Novel Approaches in Cardiac Imaging for Non-invasive Assessment of Left Heart Myocardial Fibrosis

Giulia Elena Mandoli  1 Flavio D'Ascenzi  1 Giulia Vinco  2 Giovanni Benfari  2 Fabrizio Ricci  3   4   5 Marta Focardi  1 Luna Cavigli  1 Maria Concetta Pastore  1 Nicolò Sisti  1 Oreste De Vivo  1 Ciro Santoro  6 Sergio Mondillo  1 Matteo Cameli  1
Affiliations
Review

Novel Approaches in Cardiac Imaging for Non-invasive Assessment of Left Heart Myocardial Fibrosis

Giulia Elena Mandoli et al.

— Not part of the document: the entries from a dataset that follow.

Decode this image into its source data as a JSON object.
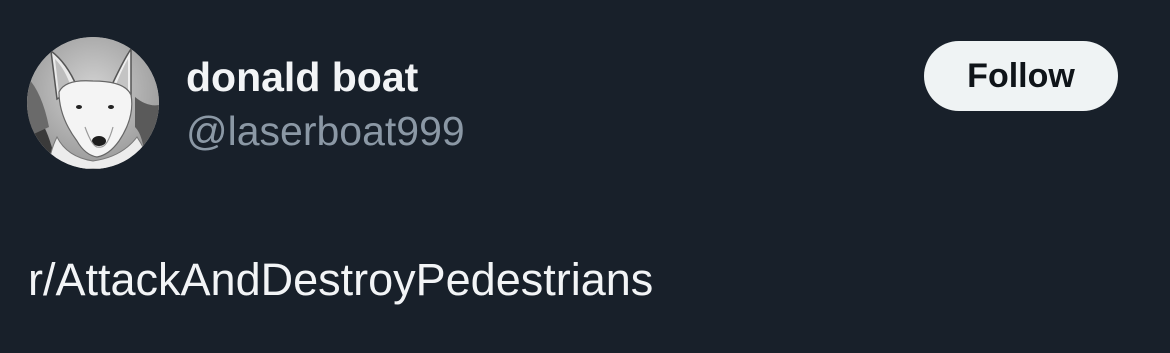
{
  "user": {
    "display_name": "donald boat",
    "handle": "@laserboat999",
    "avatar_icon": "bull-terrier-avatar"
  },
  "actions": {
    "follow_label": "Follow"
  },
  "tweet": {
    "text": "r/AttackAndDestroyPedestrians"
  },
  "colors": {
    "background": "#18202a",
    "name_text": "#f2f4f6",
    "handle_text": "#8b98a5",
    "button_bg": "#eff3f4",
    "button_text": "#0f1419"
  }
}
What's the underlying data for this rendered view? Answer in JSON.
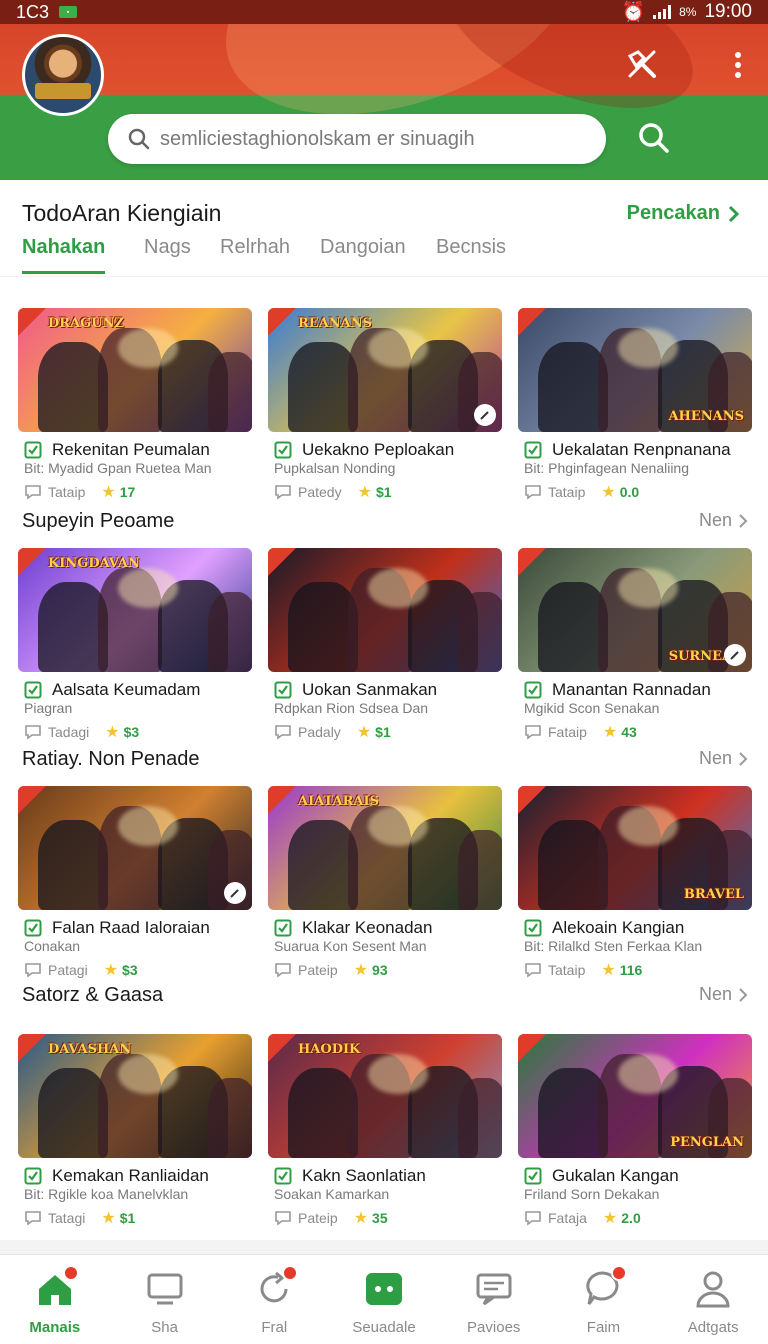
{
  "status_bar": {
    "left_text": "1C3",
    "time": "19:00",
    "battery_text": "8%"
  },
  "header": {
    "search_placeholder": "semliciestaghionolskam er sinuagih"
  },
  "main": {
    "title": "TodoAran Kiengiain",
    "see_all": "Pencakan",
    "tabs": [
      "Nahakan",
      "Nags",
      "Relrhah",
      "Dangoian",
      "Becnsis"
    ]
  },
  "sections": [
    {
      "title": null,
      "more": null,
      "cards": [
        {
          "name": "Rekenitan Peumalan",
          "sub": "Bit: Myadid Gpan Ruetea Man",
          "meta": "Tataip",
          "rating": "17"
        },
        {
          "name": "Uekakno Peploakan",
          "sub": "Pupkalsan Nonding",
          "meta": "Patedy",
          "rating": "$1"
        },
        {
          "name": "Uekalatan Renpnanana",
          "sub": "Bit: Phginfagean Nenaliing",
          "meta": "Tataip",
          "rating": "0.0"
        }
      ]
    },
    {
      "title": "Supeyin Peoame",
      "more": "Nen",
      "cards": [
        {
          "name": "Aalsata Keumadam",
          "sub": "Piagran",
          "meta": "Tadagi",
          "rating": "$3"
        },
        {
          "name": "Uokan Sanmakan",
          "sub": "Rdpkan Rion Sdsea Dan",
          "meta": "Padaly",
          "rating": "$1"
        },
        {
          "name": "Manantan Rannadan",
          "sub": "Mgikid Scon Senakan",
          "meta": "Fataip",
          "rating": "43"
        }
      ]
    },
    {
      "title": "Ratiay. Non Penade",
      "more": "Nen",
      "cards": [
        {
          "name": "Falan Raad Ialoraian",
          "sub": "Conakan",
          "meta": "Patagi",
          "rating": "$3"
        },
        {
          "name": "Klakar Keonadan",
          "sub": "Suarua Kon Sesent Man",
          "meta": "Pateip",
          "rating": "93"
        },
        {
          "name": "Alekoain Kangian",
          "sub": "Bit: Rilalkd Sten Ferkaa Klan",
          "meta": "Tataip",
          "rating": "116"
        }
      ]
    },
    {
      "title": "Satorz & Gaasa",
      "more": "Nen",
      "cards": [
        {
          "name": "Kemakan Ranliaidan",
          "sub": "Bit: Rgikle koa Manelvklan",
          "meta": "Tatagi",
          "rating": "$1"
        },
        {
          "name": "Kakn Saonlatian",
          "sub": "Soakan Kamarkan",
          "meta": "Pateip",
          "rating": "35"
        },
        {
          "name": "Gukalan Kangan",
          "sub": "Friland Sorn Dekakan",
          "meta": "Fataja",
          "rating": "2.0"
        }
      ]
    }
  ],
  "thumb_logos": [
    "DRAGUNZ",
    "REANANS",
    "AHENANS",
    "KINGDAVAN",
    "",
    "SURNEAN",
    "",
    "AIATARAIS",
    "BRAVEL",
    "DAVASHAN",
    "HAODIK",
    "PENGLAN"
  ],
  "bottom_nav": [
    {
      "label": "Manais",
      "icon": "home-icon",
      "active": true,
      "badge": true
    },
    {
      "label": "Sha",
      "icon": "tv-icon",
      "active": false,
      "badge": false
    },
    {
      "label": "Fral",
      "icon": "refresh-icon",
      "active": false,
      "badge": true
    },
    {
      "label": "Seuadale",
      "icon": "chat-box-icon",
      "active": false,
      "badge": false
    },
    {
      "label": "Pavioes",
      "icon": "message-icon",
      "active": false,
      "badge": false
    },
    {
      "label": "Faim",
      "icon": "bubble-icon",
      "active": false,
      "badge": true
    },
    {
      "label": "Adtgats",
      "icon": "profile-icon",
      "active": false,
      "badge": false
    }
  ],
  "colors": {
    "accent": "#2e9e44",
    "header_red": "#d8452a",
    "badge_red": "#e53a2a",
    "star": "#f4c430"
  }
}
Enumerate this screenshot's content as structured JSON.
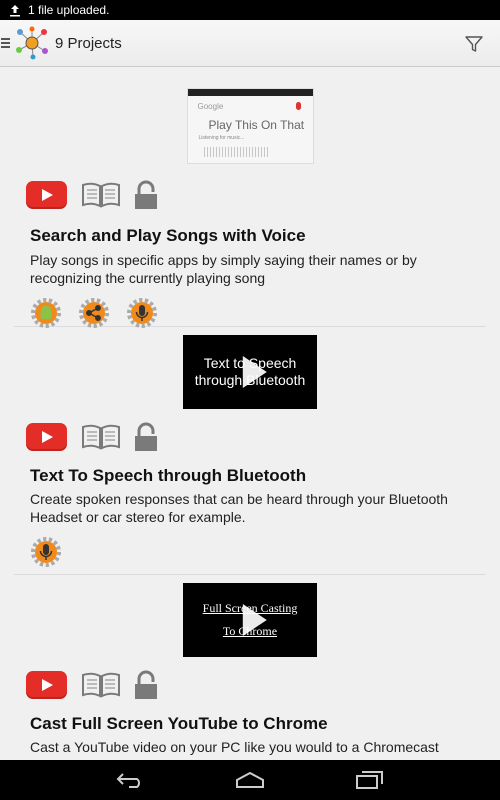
{
  "status_bar": {
    "notification": "1 file uploaded.",
    "icon": "upload-icon"
  },
  "action_bar": {
    "title": "9 Projects",
    "filter_icon": "filter-icon",
    "menu_icon": "hamburger-icon",
    "logo_icon": "app-logo-icon"
  },
  "projects": [
    {
      "thumbnail": {
        "kind": "google-voice-screenshot",
        "logo": "Google",
        "main_text": "Play This On That",
        "sub_text": "Listening for music..."
      },
      "title": "Search and Play Songs with Voice",
      "description": "Play songs in specific apps by simply saying their names or by recognizing the currently playing song",
      "uses": [
        "android-gear-icon",
        "share-gear-icon",
        "mic-gear-icon"
      ]
    },
    {
      "thumbnail": {
        "kind": "video",
        "line1": "Text to Speech",
        "line2": "through Bluetooth"
      },
      "title": "Text To Speech through Bluetooth",
      "description": "Create spoken responses that can be heard through your Bluetooth Headset or car stereo for example.",
      "uses": [
        "mic-gear-icon"
      ]
    },
    {
      "thumbnail": {
        "kind": "video",
        "line1": "Full Screen Casting",
        "line2": "To Chrome"
      },
      "title": "Cast Full Screen YouTube to Chrome",
      "description": "Cast a YouTube video on your PC like you would to a Chromecast",
      "uses": []
    }
  ],
  "colors": {
    "youtube_red": "#e52d27",
    "gear_orange": "#f08a1c",
    "icon_gray": "#7a7a7a"
  },
  "nav_bar": {
    "back": "back-icon",
    "home": "home-icon",
    "recents": "recents-icon"
  }
}
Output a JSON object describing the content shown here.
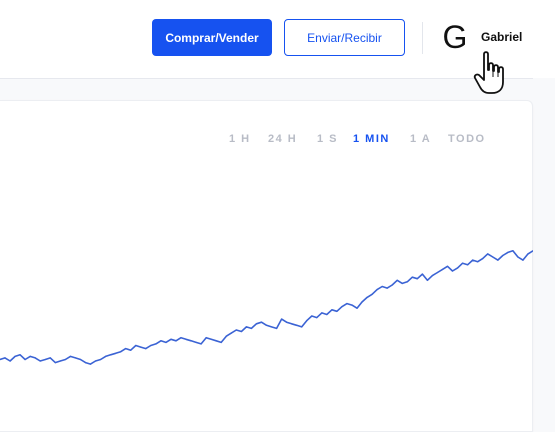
{
  "header": {
    "buy_sell_label": "Comprar/Vender",
    "send_receive_label": "Enviar/Recibir",
    "avatar_letter": "G",
    "username": "Gabriel"
  },
  "timeframes": [
    {
      "label": "1 H",
      "active": false
    },
    {
      "label": "24 H",
      "active": false
    },
    {
      "label": "1 S",
      "active": false
    },
    {
      "label": "1 MIN",
      "active": true
    },
    {
      "label": "1 A",
      "active": false
    },
    {
      "label": "TODO",
      "active": false
    }
  ],
  "colors": {
    "accent": "#1652f0",
    "line": "#3b63d4",
    "inactive_tab": "#b8bcc6"
  },
  "icons": {
    "cursor": "hand-pointer-icon"
  },
  "chart_data": {
    "type": "line",
    "title": "",
    "xlabel": "",
    "ylabel": "",
    "x": [
      0,
      1,
      2,
      3,
      4,
      5,
      6,
      7,
      8,
      9,
      10,
      11,
      12,
      13,
      14,
      15,
      16,
      17,
      18,
      19,
      20,
      21,
      22,
      23,
      24,
      25,
      26,
      27,
      28,
      29,
      30,
      31,
      32,
      33,
      34,
      35,
      36,
      37,
      38,
      39,
      40,
      41,
      42,
      43,
      44,
      45,
      46,
      47,
      48,
      49,
      50,
      51,
      52,
      53,
      54,
      55,
      56,
      57,
      58,
      59,
      60,
      61,
      62,
      63,
      64,
      65,
      66,
      67,
      68,
      69,
      70,
      71,
      72,
      73,
      74,
      75,
      76,
      77,
      78,
      79,
      80,
      81,
      82,
      83,
      84,
      85,
      86,
      87,
      88,
      89,
      90,
      91,
      92,
      93,
      94,
      95,
      96,
      97,
      98,
      99,
      100,
      101,
      102,
      103,
      104,
      105,
      106
    ],
    "series": [
      {
        "values": [
          10,
          11,
          9,
          12,
          13,
          10,
          12,
          11,
          9,
          10,
          11,
          8,
          9,
          10,
          12,
          11,
          10,
          8,
          7,
          9,
          10,
          12,
          13,
          14,
          15,
          17,
          16,
          19,
          18,
          17,
          19,
          20,
          22,
          21,
          23,
          22,
          24,
          23,
          22,
          21,
          20,
          24,
          23,
          22,
          21,
          25,
          27,
          29,
          28,
          31,
          30,
          33,
          34,
          32,
          31,
          30,
          36,
          34,
          33,
          32,
          31,
          35,
          38,
          37,
          40,
          39,
          42,
          41,
          44,
          46,
          45,
          43,
          47,
          50,
          52,
          55,
          57,
          56,
          58,
          61,
          59,
          60,
          63,
          62,
          65,
          61,
          64,
          66,
          68,
          70,
          67,
          69,
          72,
          71,
          74,
          73,
          75,
          78,
          76,
          74,
          77,
          79,
          80,
          76,
          74,
          78,
          80
        ]
      }
    ],
    "ylim": [
      0,
      100
    ]
  }
}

Front Cardiovasc Med. .

Abstract

In the past, the identification of myocardial fibrosis was only possible through invasive histologic assessment. Although endomyocardial biopsy remains the gold standard, recent advances in cardiac imaging techniques have enabled non-invasive tissue characterization of the myocardium, which has also provided valuable insights into specific disease processes. The diagnostic accuracy, incremental yield and prognostic value of speckle tracking echocardiography, late gadolinium enhancement and parametric mapping modules by cardiac magnetic resonance and cardiac computed tomography have been validated against tissue samples and tested in broad patient populations, overall providing relevant clinical information to the cardiologist. This review describes the patterns of left ventricular and left atrial fibrosis, and their characterization by advanced echocardiography, cardiac magnetic resonance and cardiac computed tomography, allowing for clinical applications in sudden cardiac death and management of atrial fibrillation.

Keywords: cardiac magnetic resonance; echocardiography; fibrosis; myocardial strain; speckle tracking.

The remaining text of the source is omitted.